A peça impõe os seus volumes, superfícies e zonas sensíveis. O trabalho parte destes constrangimentos: acesso, estado de superfície, zonas a proteger e controlo do reflexo.

  • Componentes relojoeiros e suportes adaptados
  • Superfícies, volumes, arestas e zonas a proteger
Roda relojoeira e superfícies a ler antes do trabalho de anglage
04 · Acabamentos satélite

Estabilizar o que rodeia o anglage.

Traits tirés, acetinagem e acabamentos de base dão o enquadramento. É preciso uma superfície coerente antes de pedir ao anglage que recupere tudo.

  • Traits tirés com cabron e micromotor
  • Acetinagem, regularidade e coerência do estado de superfície
Acetinagem ao micromotor durante uma formação em anglage relojoeiro
05 · Anglage e zonas difíceis

Trabalhar o anglage onde se torna exigente.

Largura, reflexo, pressão, retomas, raccords e ângulos internos são observados diretamente. O desvio aparece, é nomeado e depois retomado.

  • Anglage manual, micromotor e controlo do reflexo
  • Ângulos internos, externos e raccords visíveis
Anglage manual numa peça relojoeira durante uma formação Art de l’Anglage
06 · Correção e autonomia

Ver, retomar, documentar.

A correção imediata ajuda a compreender o gesto enquanto ele acontece. Fotos de progresso, certificado e, quando o nível o justifica, uma recomendação tornam-se rastos do percurso.

  • Portefólio fotográfico integrado nos formatos 40h e 100h
  • Autonomia progressiva depois da formação
Apresentação final de uma peça após retoma, limpeza e controlo
Atelier

O gesto antigo, as ferramentas de hoje

A lima, o cabron, o micromotor, a lupa e a retoma continuam no centro. O binocular duplo, a câmara HD, o ecrã 4K, os suportes adaptados e por vezes a impressão 3D não substituem a mão: tornam o gesto observável e, portanto, corrigível.

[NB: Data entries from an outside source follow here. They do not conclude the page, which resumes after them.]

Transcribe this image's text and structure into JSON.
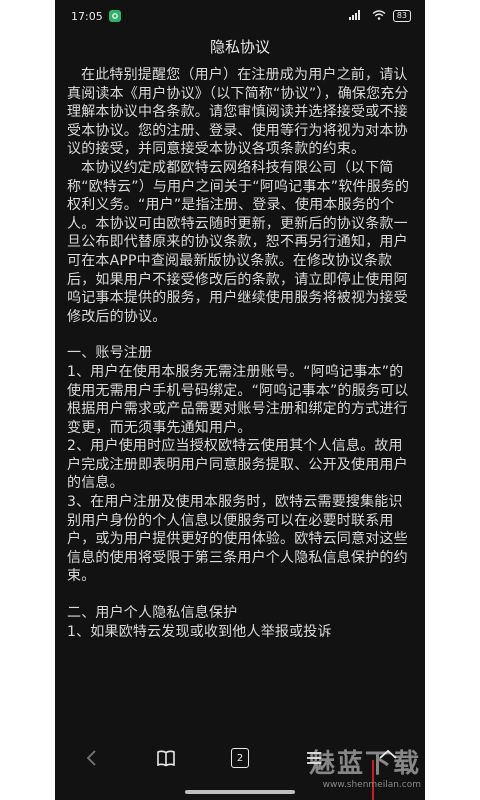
{
  "status": {
    "time": "17:05",
    "signal": "5G",
    "battery": "83"
  },
  "title": "隐私协议",
  "content": {
    "intro1": "在此特别提醒您（用户）在注册成为用户之前，请认真阅读本《用户协议》（以下简称“协议”），确保您充分理解本协议中各条款。请您审慎阅读并选择接受或不接受本协议。您的注册、登录、使用等行为将视为对本协议的接受，并同意接受本协议各项条款的约束。",
    "intro2": "本协议约定成都欧特云网络科技有限公司（以下简称“欧特云”）与用户之间关于“阿呜记事本”软件服务的权利义务。“用户”是指注册、登录、使用本服务的个人。本协议可由欧特云随时更新，更新后的协议条款一旦公布即代替原来的协议条款，恕不再另行通知，用户可在本APP中查阅最新版协议条款。在修改协议条款后，如果用户不接受修改后的条款，请立即停止使用阿呜记事本提供的服务，用户继续使用服务将被视为接受修改后的协议。",
    "section1_title": "一、账号注册",
    "s1_item1": "1、用户在使用本服务无需注册账号。“阿呜记事本”的使用无需用户手机号码绑定。“阿呜记事本”的服务可以根据用户需求或产品需要对账号注册和绑定的方式进行变更，而无须事先通知用户。",
    "s1_item2": "2、用户使用时应当授权欧特云使用其个人信息。故用户完成注册即表明用户同意服务提取、公开及使用用户的信息。",
    "s1_item3": "3、在用户注册及使用本服务时，欧特云需要搜集能识别用户身份的个人信息以便服务可以在必要时联系用户，或为用户提供更好的使用体验。欧特云同意对这些信息的使用将受限于第三条用户个人隐私信息保护的约束。",
    "section2_title": "二、用户个人隐私信息保护",
    "s2_item1": "1、如果欧特云发现或收到他人举报或投诉"
  },
  "toolbar": {
    "tab_count": "2"
  },
  "watermark": {
    "logo": "魅蓝下载",
    "url": "www.shenmeilan.com"
  },
  "icons": {
    "back": "chevron-left-icon",
    "bookmarks": "book-icon",
    "tabs": "tab-count-icon",
    "menu": "hamburger-menu-icon",
    "home": "home-icon"
  }
}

Formação em anglage relojoeiro sob binocular duplo no atelier Art de l’Anglage nos Brenets
O binocular duplo permite observar o gesto ao mesmo tempo que o aluno, para corrigir com precisão posição, pressão, luz e regularidade.
Ver o quadro de trabalho

O atelier, as ferramentas e a correção em direto.

Este vídeo mostra o ambiente real de formação: bancada, binocular, câmara de alta definição, ecrã 4K, micromotores, suportes e correção do gesto na peça.

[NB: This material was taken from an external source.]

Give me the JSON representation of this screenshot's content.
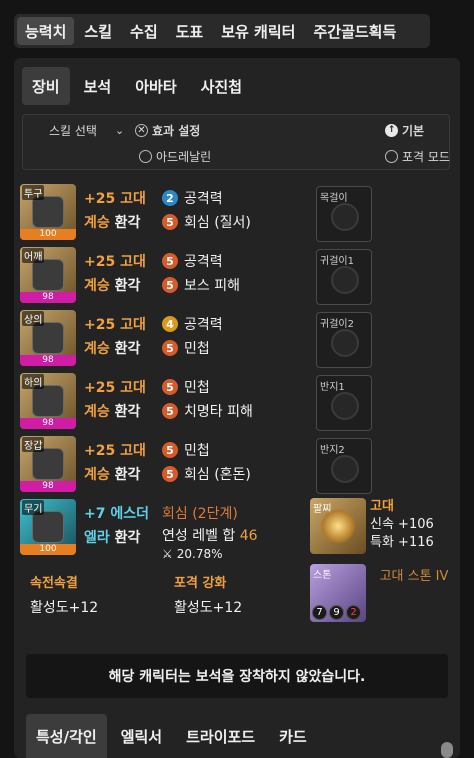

Mostra também o que conta num pequeno grupo: ver o defeito, compreender porque aparece e retomá-lo sem deslocar o problema.

Apresentação do atelier Art de l’Anglage, da bancada e do controlo visual durante a formação.
Escolher a formação

8h, 40h ou 100h: escolher segundo o ponto de partida.

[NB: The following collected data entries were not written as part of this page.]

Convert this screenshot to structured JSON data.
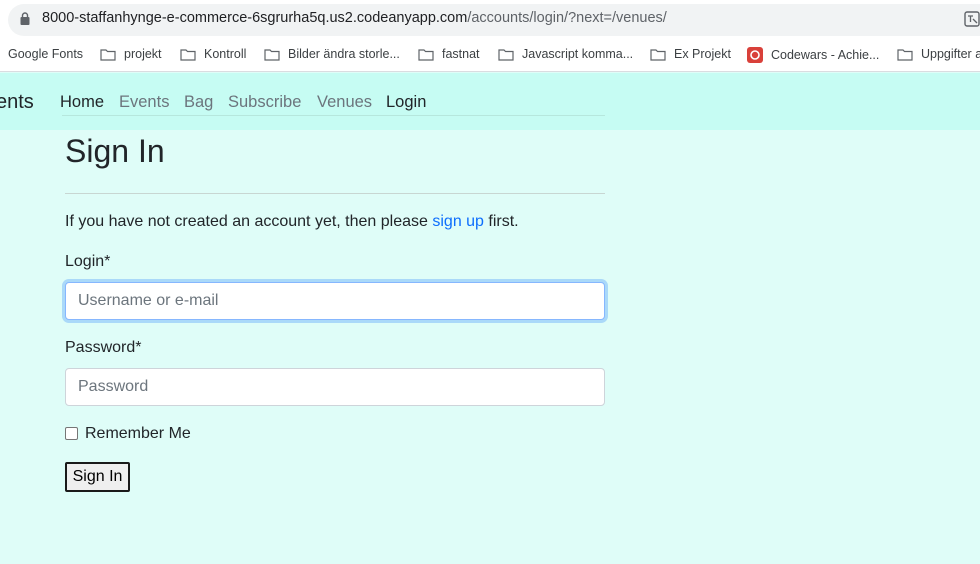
{
  "browser": {
    "url_host": "8000-staffanhynge-e-commerce-6sgrurha5q.us2.codeanyapp.com",
    "url_path": "/accounts/login/?next=/venues/"
  },
  "bookmarks": [
    {
      "label": "Google Fonts",
      "icon": "none"
    },
    {
      "label": "projekt",
      "icon": "folder-icon"
    },
    {
      "label": "Kontroll",
      "icon": "folder-icon"
    },
    {
      "label": "Bilder ändra storle...",
      "icon": "folder-icon"
    },
    {
      "label": "fastnat",
      "icon": "folder-icon"
    },
    {
      "label": "Javascript komma...",
      "icon": "folder-icon"
    },
    {
      "label": "Ex Projekt",
      "icon": "folder-icon"
    },
    {
      "label": "Codewars - Achie...",
      "icon": "codewars-icon"
    },
    {
      "label": "Uppgifter a",
      "icon": "folder-icon"
    }
  ],
  "navbar": {
    "brand": "ents",
    "links": [
      "Home",
      "Events",
      "Bag",
      "Subscribe",
      "Venues",
      "Login"
    ]
  },
  "page": {
    "title": "Sign In",
    "intro_before": "If you have not created an account yet, then please ",
    "intro_link": "sign up",
    "intro_after": " first.",
    "login_label": "Login*",
    "login_placeholder": "Username or e-mail",
    "password_label": "Password*",
    "password_placeholder": "Password",
    "remember_label": "Remember Me",
    "submit_label": "Sign In"
  },
  "colors": {
    "background": "#dffdf8",
    "navbar": "#c6fcf3",
    "link": "#0d6efd"
  }
}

Cada formato tem uma função precisa. É melhor escolher certo do que escolher longo.

Formato Clarifica sobretudo Ponto de partida Saída útil
8h
CHF 600
Situar-se, testar o gesto, compreender se o anglage convém e ler os primeiros desvios. Principiante, curioso, profissional que quer avaliar o quadro antes de ir mais longe. Uma orientação clara sobre a continuação possível: parar, 40h ou 100h segundo o nível inicial e o objetivo.
40h
CHF 4.000
Aperfeiçoamento ou subida de nível: largura, reflexo, pressão, retomas, raccords, estado de superfície. Prática já iniciada, bases parciais ou necessidade clara de correção dirigida. Um gesto mais legível e regular, com defeitos melhor identificados e retomados.
100h
CHF 8.000
Construção das bases: bancada, leitura, ferramentas, acabamentos satélite, anglage, repetição e controlo. Principiante motivado, reconversão, ou perfil que precisa de instalar o enquadramento desde o início. Bases e referências para se aproximar das expectativas de uma manufactura ou de um atelier de subcontratação, e depois progredir pela experiência.

Portefólio, certificado e recomendação: o certificado confirma o percurso seguido, o portefólio mostra as etapas antes/depois e uma recomendação só é entregue se o nível observado o justificar.

8h: a jornada de descoberta é reembolsada em caso de inscrição no percurso 100h.

Referência realista: emprego e autonomia completa constroem-se depois; o formato constrói referências sólidas e um trabalho legível.

Rastos de percurso

Portefólios para ler um percurso real.

Nos percursos 40h e 100h, Alexandra reúne fotografias antes/depois, etapas importantes e gestos trabalhados num portefólio individualizado. Ele documenta a progressão, mas também o perfil do aluno: qualidades, ritmo, pontos fortes e contextos de atelier para os quais poderá depois ser orientado.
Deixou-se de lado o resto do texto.